Artikel 5

Cultuur en Ontspanning

5.1         Bestemmingsomschrijving

5.1.1     De voor ‘Cultuur en Ontspanning’ aangewezen gronden zijn bestemd voor:

 

a.      voorzieningen, gericht op het ontspannen en vermaken van mensen;

 

b.      ter plaatse van de aanduiding ‘kinderboerderij’: uitsluitend een kinderboerderij;

 

c.      ondergeschikte detailhandels- en/of horeca-activiteiten uitsluitend ten dienste van deze voorzieningen;

 

d.      verhardingen, groenvoorzieningen en andere voorzieningen ten dienste van de bestemming.

 

5.1.2     Op deze gronden mogen, met inachtneming van de op de kaart aangegeven aanduidingen, uitsluitend ten dienste van de in lid 5.1.1 genoemde bestemming worden gebouwd:

 

a.      gebouwen;

 

b.      bouwwerken, geen gebouwen zijnde.

5.2         Bouwregels           

Met betrekking tot het bouwen gelden de aanduidingen op de kaart en de volgende regels:

 

a.      de gebouwen en overkappingen mogen uitsluitend binnen het op de kaart aangegeven bouwvlak worden opgericht, met inachtneming van het op de kaart opgenomen bebouwingspercentage daar waar een dergelijk percentage is opgenomen op de kaart;

 

b.      de goot- en bouwhoogte van gebouwen bedraagt maximaal de op de kaart aangegeven maat;

 

c.      de bouwhoogte van bouwwerken, geen gebouwen zijnde bedraagt maximaal:

1.      antennes:                                                  5,00 meter;

2.      speeltoestellen:                                           4,00 meter;

3.      openbare nutsvoorzieningen:                         3,50 meter;

4.      lichtmasten en overige masten:                      8,00 meter;

5.      overige bouwwerken, geen gebouwen zijnde:    2,00 meter.

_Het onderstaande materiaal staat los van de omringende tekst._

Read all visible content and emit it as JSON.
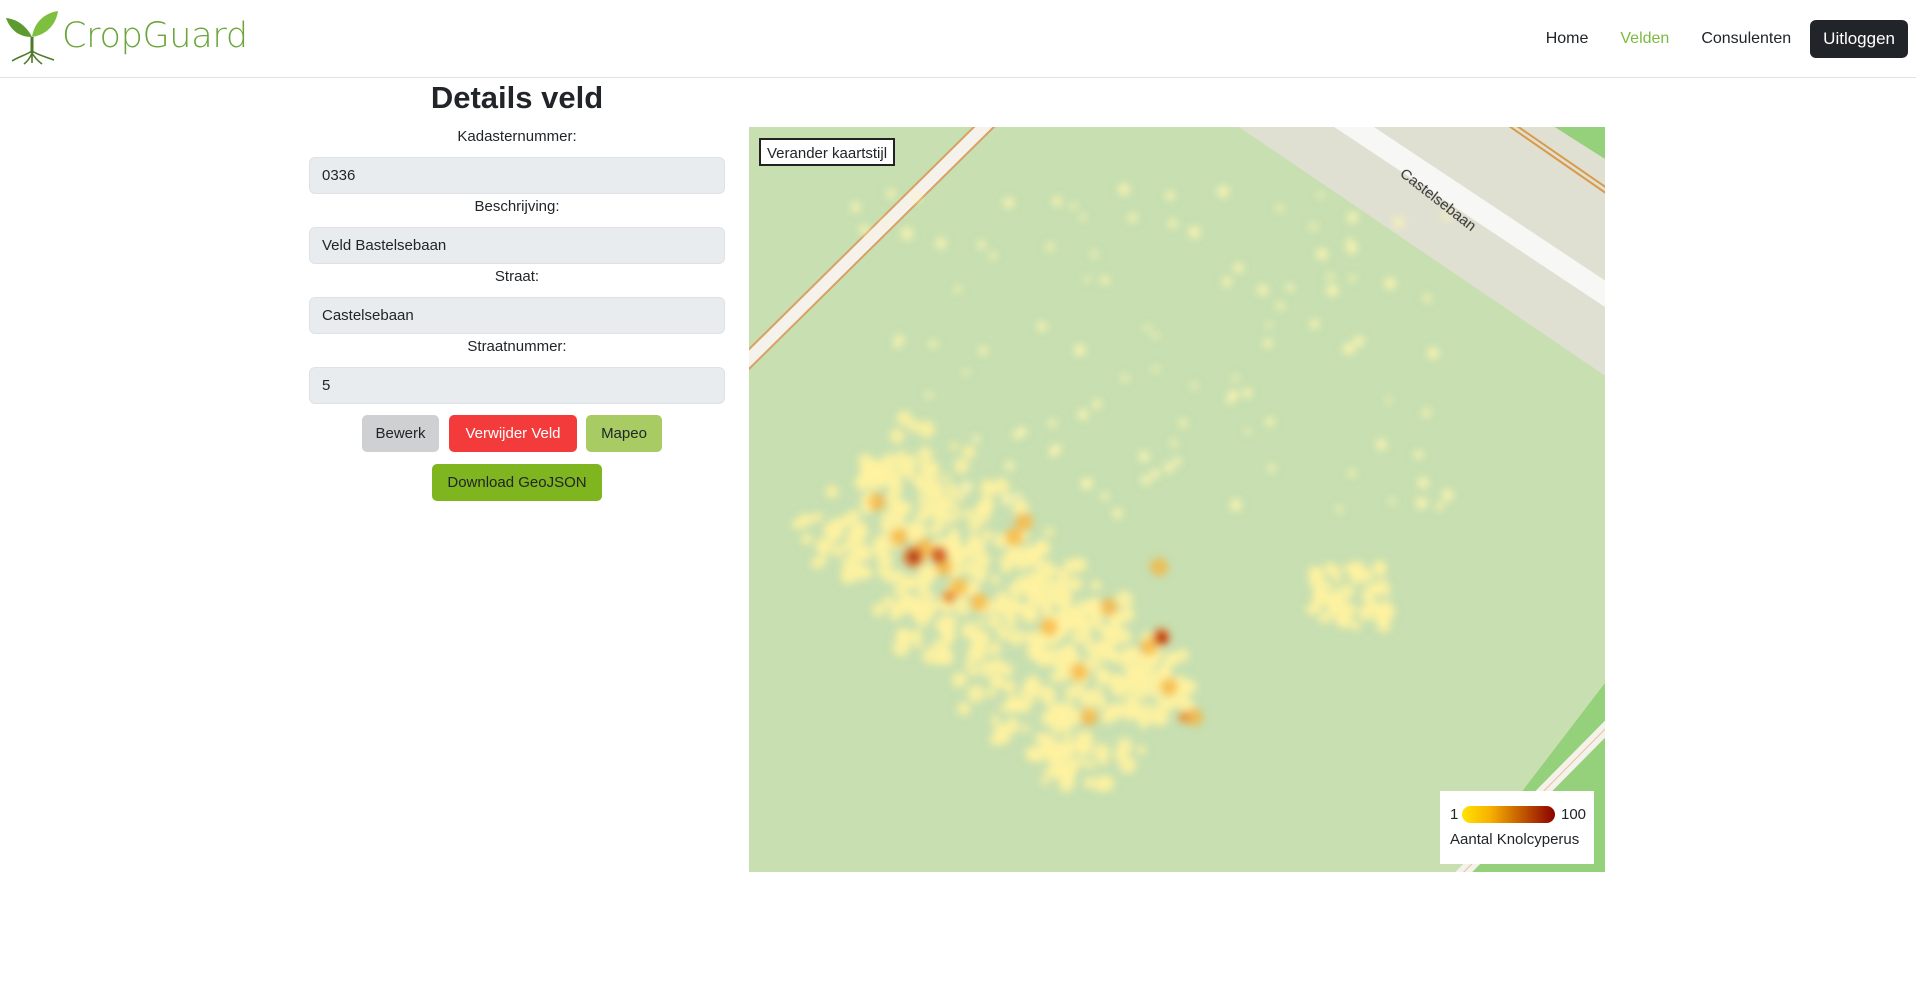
{
  "app": {
    "brand": "CropGuard",
    "brand_color": "#6aa63a"
  },
  "nav": {
    "items": [
      {
        "label": "Home",
        "active": false
      },
      {
        "label": "Velden",
        "active": true
      },
      {
        "label": "Consulenten",
        "active": false
      }
    ],
    "logout_label": "Uitloggen"
  },
  "details": {
    "title": "Details veld",
    "fields": [
      {
        "label": "Kadasternummer:",
        "value": "0336"
      },
      {
        "label": "Beschrijving:",
        "value": "Veld Bastelsebaan"
      },
      {
        "label": "Straat:",
        "value": "Castelsebaan"
      },
      {
        "label": "Straatnummer:",
        "value": "5"
      }
    ],
    "buttons": {
      "edit": "Bewerk",
      "delete": "Verwijder Veld",
      "mapeo": "Mapeo",
      "download": "Download GeoJSON"
    }
  },
  "map": {
    "style_button": "Verander kaartstijl",
    "road_label": "Castelsebaan",
    "legend": {
      "min": "1",
      "max": "100",
      "title": "Aantal Knolcyperus",
      "gradient_colors": [
        "#ffe400",
        "#f8b100",
        "#c96400",
        "#8b0000"
      ]
    },
    "colors": {
      "field": "#c7dfb1",
      "road": "#e0e0d2",
      "grass": "#95d07a"
    }
  }
}
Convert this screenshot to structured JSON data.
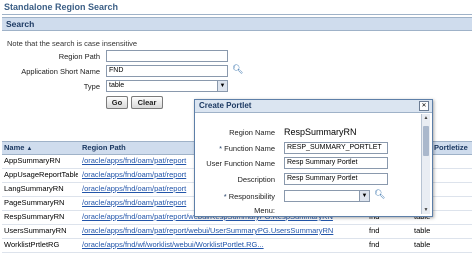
{
  "page": {
    "title": "Standalone Region Search"
  },
  "search": {
    "header": "Search",
    "note": "Note that the search is case insensitive",
    "region_path_label": "Region Path",
    "region_path_value": "",
    "app_short_name_label": "Application Short Name",
    "app_short_name_value": "FND",
    "type_label": "Type",
    "type_value": "table",
    "go_label": "Go",
    "clear_label": "Clear"
  },
  "results": {
    "columns": {
      "name": "Name",
      "region_path": "Region Path",
      "portletize": "Portletize"
    },
    "rows": [
      {
        "name": "AppSummaryRN",
        "path": "/oracle/apps/fnd/oam/pat/report",
        "app": "",
        "type": ""
      },
      {
        "name": "AppUsageReportTable",
        "path": "/oracle/apps/fnd/oam/pat/report",
        "app": "",
        "type": ""
      },
      {
        "name": "LangSummaryRN",
        "path": "/oracle/apps/fnd/oam/pat/report",
        "app": "",
        "type": ""
      },
      {
        "name": "PageSummaryRN",
        "path": "/oracle/apps/fnd/oam/pat/report",
        "app": "",
        "type": ""
      },
      {
        "name": "RespSummaryRN",
        "path": "/oracle/apps/fnd/oam/pat/report/webui/RespSummaryPG.RespSummaryRN",
        "app": "fnd",
        "type": "table"
      },
      {
        "name": "UsersSummaryRN",
        "path": "/oracle/apps/fnd/oam/pat/report/webui/UserSummaryPG.UsersSummaryRN",
        "app": "fnd",
        "type": "table"
      },
      {
        "name": "WorklistPrtletRG",
        "path": "/oracle/apps/fnd/wf/worklist/webui/WorklistPortlet.RG...",
        "app": "fnd",
        "type": "table"
      }
    ]
  },
  "modal": {
    "title": "Create Portlet",
    "close_icon": "close-icon",
    "region_name_label": "Region Name",
    "region_name_value": "RespSummaryRN",
    "function_name_label": "Function Name",
    "function_name_value": "RESP_SUMMARY_PORTLET",
    "user_function_name_label": "User Function Name",
    "user_function_name_value": "Resp Summary Portlet",
    "description_label": "Description",
    "description_value": "Resp Summary Portlet",
    "responsibility_label": "Responsibility",
    "menu_label": "Menu:"
  },
  "colors": {
    "accent": "#3c5f86",
    "header_bg": "#cfdced",
    "link": "#2255aa"
  }
}
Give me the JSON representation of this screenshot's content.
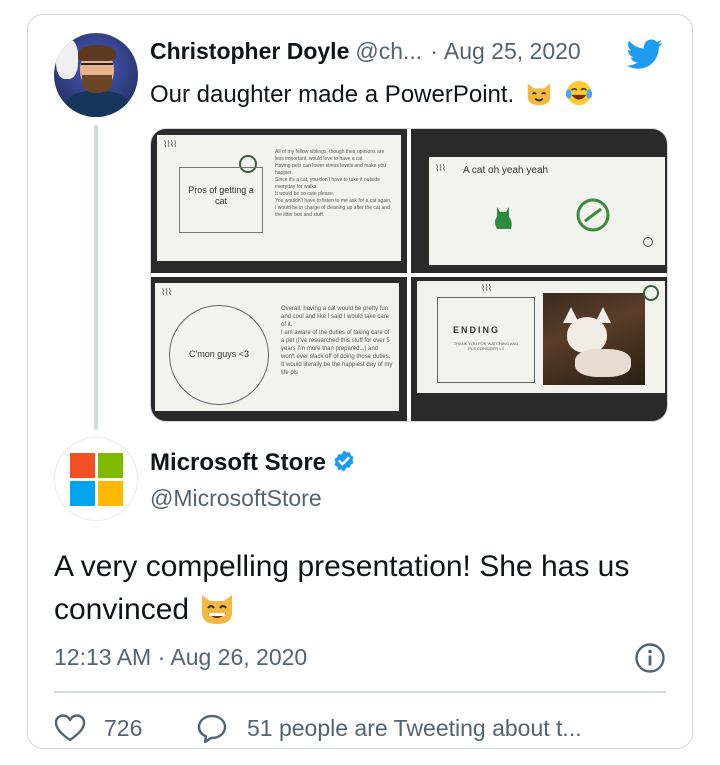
{
  "original_tweet": {
    "author_name": "Christopher Doyle",
    "author_handle": "@ch...",
    "separator": "·",
    "date": "Aug 25, 2020",
    "text": "Our daughter made a PowerPoint.",
    "emojis": [
      "cat-face-emoji",
      "laughing-tears-emoji"
    ],
    "media": {
      "slide1": {
        "title": "Pros of getting a cat",
        "bullets": [
          "All of my fellow siblings, though their opinions are less important, would love to have a cat",
          "Having pets can lower stress levels and make you happier.",
          "Since it's a cat, you don't have to take it outside everyday for walks.",
          "It would be so cute please.",
          "You wouldn't have to listen to me ask for a cat again.",
          "I would be in charge of cleaning up after the cat and the litter box and stuff."
        ]
      },
      "slide2": {
        "title": "A cat oh yeah yeah"
      },
      "slide3": {
        "title": "C'mon guys <3",
        "bullets": [
          "Overall, having a cat would be pretty fun and cool and like I said I would take care of it.",
          "I am aware of the duties of taking care of a pet (I've researched this stuff for over 5 years I'm more than prepared...) and won't ever slack off of doing those duties.",
          "It would literally be the happiest day of my life pls"
        ]
      },
      "slide4": {
        "title": "ENDING",
        "subtitle": "THANK YOU FOR WATCHING AND PLS CONSIDER <3"
      }
    }
  },
  "reply_tweet": {
    "author_name": "Microsoft Store",
    "author_handle": "@MicrosoftStore",
    "text": "A very compelling presentation! She has us convinced",
    "emoji": "grinning-cat-emoji",
    "timestamp": "12:13 AM · Aug 26, 2020",
    "likes": "726",
    "replies_text": "51 people are Tweeting about t...",
    "colors": {
      "verified": "#1d9bf0",
      "twitter_blue": "#1d9bf0"
    },
    "logo_colors": [
      "#f25022",
      "#7fba00",
      "#00a4ef",
      "#ffb900"
    ]
  }
}
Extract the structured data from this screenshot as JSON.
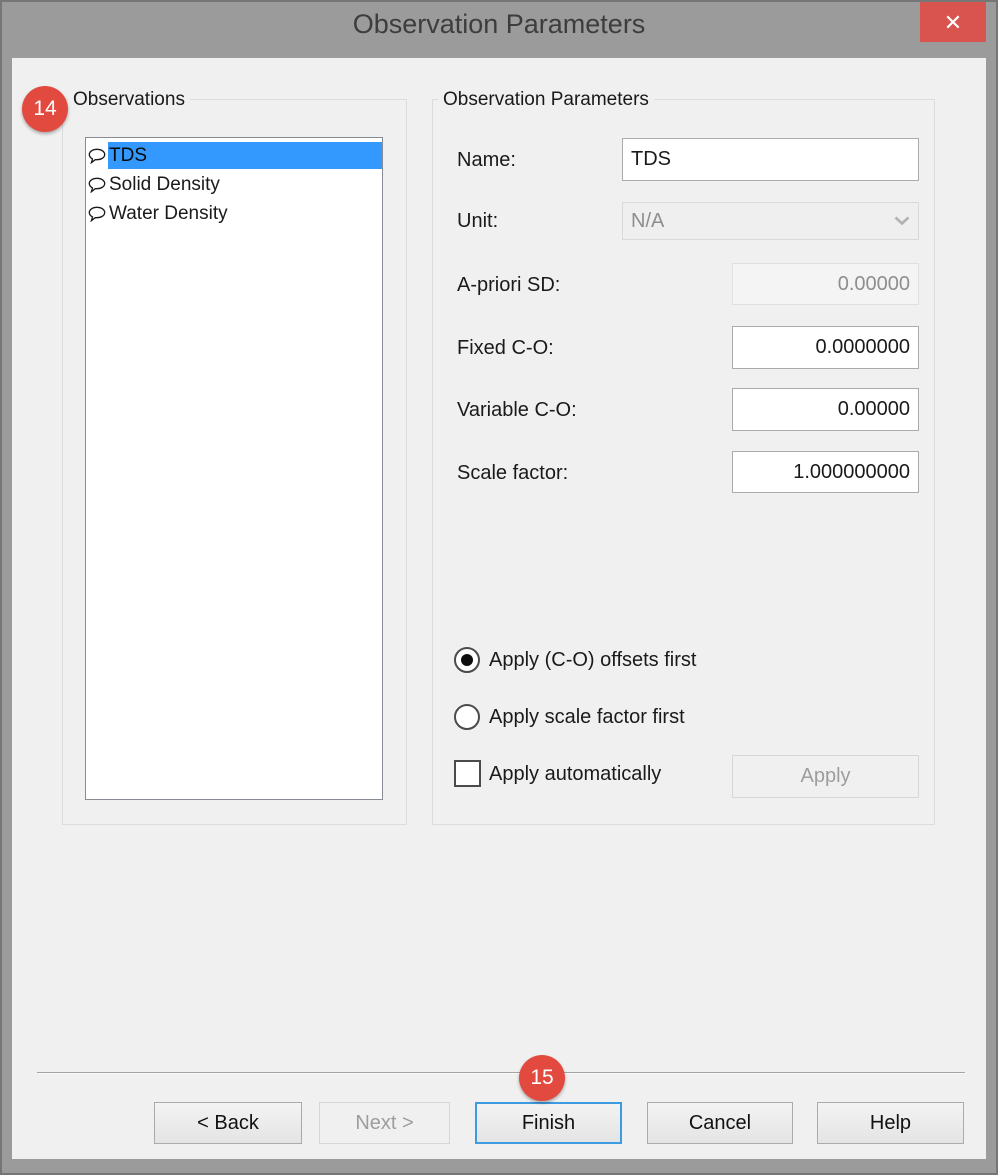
{
  "colors": {
    "accent_blue": "#3399ff",
    "close_red": "#d9534f",
    "badge_red": "#e2493f",
    "frame_gray": "#9b9b9b"
  },
  "window": {
    "title": "Observation Parameters",
    "close_glyph": "✕"
  },
  "badges": {
    "b14": "14",
    "b15": "15"
  },
  "observations": {
    "group_title": "Observations",
    "items": [
      {
        "label": "TDS",
        "selected": true
      },
      {
        "label": "Solid Density",
        "selected": false
      },
      {
        "label": "Water Density",
        "selected": false
      }
    ]
  },
  "params": {
    "group_title": "Observation Parameters",
    "name": {
      "label": "Name:",
      "value": "TDS",
      "disabled": false
    },
    "unit": {
      "label": "Unit:",
      "value": "N/A",
      "disabled": true
    },
    "apriori": {
      "label": "A-priori SD:",
      "value": "0.00000",
      "disabled": true
    },
    "fixed": {
      "label": "Fixed C-O:",
      "value": "0.0000000",
      "disabled": false
    },
    "variable": {
      "label": "Variable C-O:",
      "value": "0.00000",
      "disabled": false
    },
    "scale": {
      "label": "Scale factor:",
      "value": "1.000000000",
      "disabled": false
    },
    "radio_offsets": {
      "label": "Apply (C-O) offsets first",
      "selected": true
    },
    "radio_scale": {
      "label": "Apply scale factor first",
      "selected": false
    },
    "auto_checkbox": {
      "label": "Apply automatically",
      "checked": false
    },
    "apply_button": {
      "label": "Apply",
      "disabled": true
    }
  },
  "footer": {
    "back": "< Back",
    "next": "Next >",
    "finish": "Finish",
    "cancel": "Cancel",
    "help": "Help"
  }
}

5.3         Ontheffing van de bouwregels

5.3.1     Burgemeester en wethouders zijn bevoegd ontheffing te verlenen van het bepaalde in lid 5.2, sub c tot een bouwhoogte van maximaal 10,00 meter, met uitzondering van overkappingen.

 

5.3.2     De in lid 5.3.1 genoemde ontheffing kan slechts worden verleend, mits:

a.      dit past in het straat- en bebouwingsbeeld én;

 

b.      de gebruiksmogelijkheden van de aangrenzende gronden en bouwwerken niet onevenredig wordt aangetast.

 

5.3.3     Procedureregel

Bij het verlenen van ontheffing als bedoeld in lid 5.3.1 gelden de algemene procedureregels zoals opgenomen in artikel 24, lid 2 van deze regels.